The University of Washington turned to P3 as an alternative project delivery model to develop its two-block biomedical research campus in South Lake Union. The project includes five buildings and multiple biomedical research laboratories.
Vulcan Real Estate served as the developer, leasing land to a special-purpose not-for-profit entity created by the National Development Council’s Housing and Economic Development Corp., on behalf of the UW.
To pay for the campus, two unique forms of tax-exempt revenue bonds were used by the NDC entity. The bonds were backed by leases to the UW, supported by its general revenue and paid from its research grants and other sources.
When the bonds are paid off, both the facilities and ground lease will transfer at no cost from the NDC entity to the UW.
Currently the UW Medicine Lake Union Phase 3.2 research building is in design development, and the entire project will be completed in three and a half years from the start of programming, compared with a norm of five to six years on the main campus for conventional projects. The other UW Medicine campus structures were also completed within three and a half years.

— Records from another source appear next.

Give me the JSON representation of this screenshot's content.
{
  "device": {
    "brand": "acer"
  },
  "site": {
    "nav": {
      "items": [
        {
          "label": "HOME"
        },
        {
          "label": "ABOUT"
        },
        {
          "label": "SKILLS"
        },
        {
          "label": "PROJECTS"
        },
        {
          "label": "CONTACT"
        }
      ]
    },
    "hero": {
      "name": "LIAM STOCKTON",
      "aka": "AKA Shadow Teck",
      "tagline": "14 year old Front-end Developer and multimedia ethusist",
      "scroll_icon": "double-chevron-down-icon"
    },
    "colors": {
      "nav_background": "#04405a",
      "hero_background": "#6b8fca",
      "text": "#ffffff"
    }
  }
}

As a result of funding reductions and delays for design and construction, institutions of higher learning are using design-build to develop projects.
As a model, design-build is designed to deliver projects more quickly. It also requires a closer collaboration among owners, designers and contractors than traditional models. In design-build, risk is shared and carried by those best suited to manage that risk, whether it is the contractor, designer or owner.
The model is also designed to save time and money in the selection of the designer, contractor and subconsultants, who are all appointed at the beginning of the project.
Washington State University turned to design-build to implement its first major remodel, Troy Hall, with the team of Lydig Construction and the Seattle office of Perkins+Will.
WSU was looking for an integrated project approach that was highly collaborative and offered the most value to the project-delivery process. Under current Washington laws, design-build provides the closest contract procurement and contract vehicle for that approach.
The Troy Hall project involves the preservation and restoration of the historic WSU campus building. Currently in design development, the design-build process to date has allowed for creative solutions for the reuse of the existing exterior, structural solutions for the laboratory use and space layout solutions.
As more institutions of higher learning face funding shortfalls or delays, unorthodox funding and delivery models such as P3 and design-build have proven solid alternatives. P3 and design-build have track records for producing high-quality buildings, often with less cost and less time than traditional models fostering more collaborative teams and creative solutions along the way.
Anthony Gianopoulos is a principal with Perkins+Will’s Seattle office.